How to proof (step-by-step) that

Question

If $g \in S_n$ and let be $1\leq k \leq n$. Prove that $g(12\cdots k)g^{-1}=(g(1)g(2)\cdots g(k))$.

In $S_n$ the cycle $(12\cdots k)$ means

• $1\longmapsto 2$
• $2\longmapsto 3$
• $\vdots$
• $k-1\longmapsto k$

Answer 1

Hint

There is no specific technic. You must do it brute force calculation.

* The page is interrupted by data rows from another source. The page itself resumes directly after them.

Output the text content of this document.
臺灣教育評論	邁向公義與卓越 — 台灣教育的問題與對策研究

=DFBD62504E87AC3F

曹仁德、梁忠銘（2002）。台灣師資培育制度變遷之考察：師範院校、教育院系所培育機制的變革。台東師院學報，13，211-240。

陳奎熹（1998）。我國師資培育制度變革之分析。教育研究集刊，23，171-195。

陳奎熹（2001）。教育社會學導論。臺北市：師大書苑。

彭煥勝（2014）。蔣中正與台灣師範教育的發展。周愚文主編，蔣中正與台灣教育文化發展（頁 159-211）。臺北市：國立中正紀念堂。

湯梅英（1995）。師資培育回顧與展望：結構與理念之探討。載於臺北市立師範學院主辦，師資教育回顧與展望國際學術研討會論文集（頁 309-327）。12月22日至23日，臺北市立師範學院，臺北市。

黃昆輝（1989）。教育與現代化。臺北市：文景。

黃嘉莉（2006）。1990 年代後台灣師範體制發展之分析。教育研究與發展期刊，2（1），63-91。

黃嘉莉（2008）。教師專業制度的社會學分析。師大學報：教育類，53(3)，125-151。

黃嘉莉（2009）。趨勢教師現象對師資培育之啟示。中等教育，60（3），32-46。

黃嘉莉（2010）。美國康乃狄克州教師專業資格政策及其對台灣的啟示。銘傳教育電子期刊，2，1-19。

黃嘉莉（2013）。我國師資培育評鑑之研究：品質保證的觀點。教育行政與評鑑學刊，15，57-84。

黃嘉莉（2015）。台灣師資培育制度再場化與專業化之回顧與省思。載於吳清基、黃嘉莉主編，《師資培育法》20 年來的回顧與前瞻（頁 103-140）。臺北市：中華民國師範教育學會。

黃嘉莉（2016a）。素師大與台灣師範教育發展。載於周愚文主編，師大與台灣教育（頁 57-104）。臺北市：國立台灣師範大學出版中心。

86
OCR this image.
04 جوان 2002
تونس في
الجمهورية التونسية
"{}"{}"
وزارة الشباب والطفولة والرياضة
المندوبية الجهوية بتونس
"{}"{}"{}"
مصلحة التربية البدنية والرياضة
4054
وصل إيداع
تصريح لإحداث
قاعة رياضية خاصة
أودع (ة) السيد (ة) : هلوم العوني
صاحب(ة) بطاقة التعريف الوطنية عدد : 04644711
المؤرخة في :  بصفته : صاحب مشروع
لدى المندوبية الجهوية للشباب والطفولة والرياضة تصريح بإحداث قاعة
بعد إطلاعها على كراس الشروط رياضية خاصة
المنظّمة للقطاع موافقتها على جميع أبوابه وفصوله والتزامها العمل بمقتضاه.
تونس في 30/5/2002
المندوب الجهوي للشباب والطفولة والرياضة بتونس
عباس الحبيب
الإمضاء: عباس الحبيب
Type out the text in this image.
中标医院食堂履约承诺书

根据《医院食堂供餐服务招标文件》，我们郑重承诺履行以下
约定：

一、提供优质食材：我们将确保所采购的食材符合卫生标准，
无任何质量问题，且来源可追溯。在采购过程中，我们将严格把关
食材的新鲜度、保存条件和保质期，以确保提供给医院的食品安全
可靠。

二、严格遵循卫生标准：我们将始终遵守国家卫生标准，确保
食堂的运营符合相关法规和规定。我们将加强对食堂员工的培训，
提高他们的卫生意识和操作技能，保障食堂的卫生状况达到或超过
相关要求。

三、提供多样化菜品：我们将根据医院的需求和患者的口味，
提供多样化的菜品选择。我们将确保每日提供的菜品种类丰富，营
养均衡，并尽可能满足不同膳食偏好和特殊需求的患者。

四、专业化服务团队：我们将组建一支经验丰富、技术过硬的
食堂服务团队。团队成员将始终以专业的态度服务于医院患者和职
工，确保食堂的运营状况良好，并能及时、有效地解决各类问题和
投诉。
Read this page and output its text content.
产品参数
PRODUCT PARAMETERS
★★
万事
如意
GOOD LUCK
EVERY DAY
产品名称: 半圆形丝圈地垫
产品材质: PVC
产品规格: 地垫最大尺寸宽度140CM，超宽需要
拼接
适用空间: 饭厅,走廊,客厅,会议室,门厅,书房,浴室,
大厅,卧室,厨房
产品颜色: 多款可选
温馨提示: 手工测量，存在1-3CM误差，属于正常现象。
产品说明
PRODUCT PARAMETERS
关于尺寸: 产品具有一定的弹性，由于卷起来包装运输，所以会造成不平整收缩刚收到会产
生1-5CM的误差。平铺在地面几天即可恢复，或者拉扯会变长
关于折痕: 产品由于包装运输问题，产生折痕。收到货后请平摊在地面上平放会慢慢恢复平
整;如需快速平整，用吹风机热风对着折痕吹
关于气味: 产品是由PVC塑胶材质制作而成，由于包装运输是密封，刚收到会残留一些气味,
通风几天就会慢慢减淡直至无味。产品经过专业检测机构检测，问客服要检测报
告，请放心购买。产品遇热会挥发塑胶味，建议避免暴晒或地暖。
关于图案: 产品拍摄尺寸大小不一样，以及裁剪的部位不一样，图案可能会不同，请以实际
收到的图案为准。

For example, if $i\notin\text{Supp}(g):=\{j\in \{1,...,n\}\mid g(j)\neq j\},$ then $$g(1\ ...\ k)g^{-1}i=\begin{cases}i&i\notin\{1,...,k\}\\g(i+1)&i\in\{1,...,k-1\}\\ g(1)&i=k\end{cases}.$$

Now if $i\notin\{g(1),...,g(k)\}$ then $i\notin \{1,...,k\}$ and $(g(1)\ ...\ g(k))i=i$. If $i\in\{g(1),...,g(k)\}$ then $i=g(i)$ and thus $$(g(1)\ ...\ g(k))i=\begin{cases}g(i+1)&i\in\{1,...,k-1\}\\ g(1)&i=k\end{cases}.$$

Therefore $$g(1\ ...\ k)g^{-1}i=(g(1)\ ...\ g(k))i,$$ for all $i\notin \text{Supp}(g).$ Now, I let you prove the equality whenever $i\in \text{Supp}(g).$